Introduction to Docker and Binder

Description

Introduction to Docker

With the ‘reproducibility crisis’ in psychology and neuroscience, there is a trend towards publishing one’s data and code along with the associated article — which is great! Often, however, providing your code is not enough to reproduce your analyses, as it may depend on specific software versions, system requirements, or even operating systems. Docker and Binder are two tools that offer a solution for this! Docker allows you to specify an environment (a Docker container) using a ‘recipe’ (a Dockerfile), containing the particular (Linux-based) operating system (e.g., Ubuntu 18.04), software packages (FSL 6.0.1 and Python 3.6.1 with scikit-learn 0.21.3), and runtime executables (entrypoint, e.g., my_analysis.py) of your choice. Binder is a less ‘complete’ solution than Docker, but definitely not less useful! With Binder, you can turn your Git(hub) repository into a collection of interactive Jupyter Notebooks, making them instantly reproducibly for anyone. In this workshop, you will get some hands-on experience with writing Dockerfiles and creating Docker containers in a scientific context, as well as getting started with Binder.
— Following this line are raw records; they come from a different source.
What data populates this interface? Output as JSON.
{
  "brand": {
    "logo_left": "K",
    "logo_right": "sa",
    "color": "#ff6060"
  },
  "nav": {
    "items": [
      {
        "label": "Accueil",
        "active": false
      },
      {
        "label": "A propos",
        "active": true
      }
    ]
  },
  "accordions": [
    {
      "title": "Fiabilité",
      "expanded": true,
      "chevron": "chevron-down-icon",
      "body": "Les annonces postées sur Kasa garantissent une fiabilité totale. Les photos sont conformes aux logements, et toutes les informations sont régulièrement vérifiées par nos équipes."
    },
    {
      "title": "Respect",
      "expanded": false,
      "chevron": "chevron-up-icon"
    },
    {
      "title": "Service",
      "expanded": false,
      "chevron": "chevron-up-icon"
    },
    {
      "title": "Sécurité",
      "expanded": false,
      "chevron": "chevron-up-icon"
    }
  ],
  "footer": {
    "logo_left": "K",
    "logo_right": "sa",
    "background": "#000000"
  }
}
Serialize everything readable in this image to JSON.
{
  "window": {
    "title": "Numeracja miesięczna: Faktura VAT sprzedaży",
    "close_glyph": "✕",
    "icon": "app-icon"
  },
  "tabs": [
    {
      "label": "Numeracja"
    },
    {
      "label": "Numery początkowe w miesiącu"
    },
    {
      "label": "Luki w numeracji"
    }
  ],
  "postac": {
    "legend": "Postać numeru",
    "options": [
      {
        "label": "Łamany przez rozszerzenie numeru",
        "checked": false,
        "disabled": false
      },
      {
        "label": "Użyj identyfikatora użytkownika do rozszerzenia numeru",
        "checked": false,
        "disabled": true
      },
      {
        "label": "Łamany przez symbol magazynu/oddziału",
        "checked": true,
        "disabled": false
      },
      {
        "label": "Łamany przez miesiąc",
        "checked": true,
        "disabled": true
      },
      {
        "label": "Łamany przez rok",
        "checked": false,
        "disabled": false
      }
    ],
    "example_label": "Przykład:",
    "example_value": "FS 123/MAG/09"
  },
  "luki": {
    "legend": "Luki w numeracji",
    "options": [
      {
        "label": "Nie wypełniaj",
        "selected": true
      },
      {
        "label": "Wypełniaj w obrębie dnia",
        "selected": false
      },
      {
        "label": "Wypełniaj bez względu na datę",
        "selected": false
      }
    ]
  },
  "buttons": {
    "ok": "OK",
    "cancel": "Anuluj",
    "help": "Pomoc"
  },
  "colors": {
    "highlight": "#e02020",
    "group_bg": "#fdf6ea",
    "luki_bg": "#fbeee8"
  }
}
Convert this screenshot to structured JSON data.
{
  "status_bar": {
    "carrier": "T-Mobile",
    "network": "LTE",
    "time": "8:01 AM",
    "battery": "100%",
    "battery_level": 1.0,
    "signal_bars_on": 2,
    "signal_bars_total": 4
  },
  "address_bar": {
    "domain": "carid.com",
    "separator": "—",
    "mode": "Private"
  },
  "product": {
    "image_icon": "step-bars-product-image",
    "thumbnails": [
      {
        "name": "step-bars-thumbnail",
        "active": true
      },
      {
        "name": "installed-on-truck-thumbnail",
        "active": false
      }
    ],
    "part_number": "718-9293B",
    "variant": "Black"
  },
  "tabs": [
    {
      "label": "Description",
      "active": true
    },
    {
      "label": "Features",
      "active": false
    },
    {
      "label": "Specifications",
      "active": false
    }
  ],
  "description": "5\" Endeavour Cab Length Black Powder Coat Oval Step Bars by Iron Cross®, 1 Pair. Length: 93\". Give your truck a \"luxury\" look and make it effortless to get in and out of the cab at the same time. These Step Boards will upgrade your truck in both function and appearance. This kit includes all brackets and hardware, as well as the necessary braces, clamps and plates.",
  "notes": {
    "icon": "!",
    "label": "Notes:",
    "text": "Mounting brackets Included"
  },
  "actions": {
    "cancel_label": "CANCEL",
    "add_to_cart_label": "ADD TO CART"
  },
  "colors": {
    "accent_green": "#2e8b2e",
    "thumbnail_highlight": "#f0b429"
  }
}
Some experience with the (Linux) command line interface is useful, but not strictly required.

Introduction to Binder

The arrival of Docker containers has revolutionized the way software is developed, tested and pushed to production. Billions of containers are spawn on a weekly basis to deliver some of the most frequently used web services. We unknowingly benefit from this technology doing a web search on Google at work, on an Uber ride back home and watching our favorite TV shows on Netflix (ps. all hyperlinks direct to GitHub). But, how do we foster the use of containers to boost reproducibility and efficiency in the scientific realm? Following a hands-on Introduction to Docker and Binder, we will briefly explore some example use cases of container technology in creating reproducible computational workflows and mapping them onto supercomputers!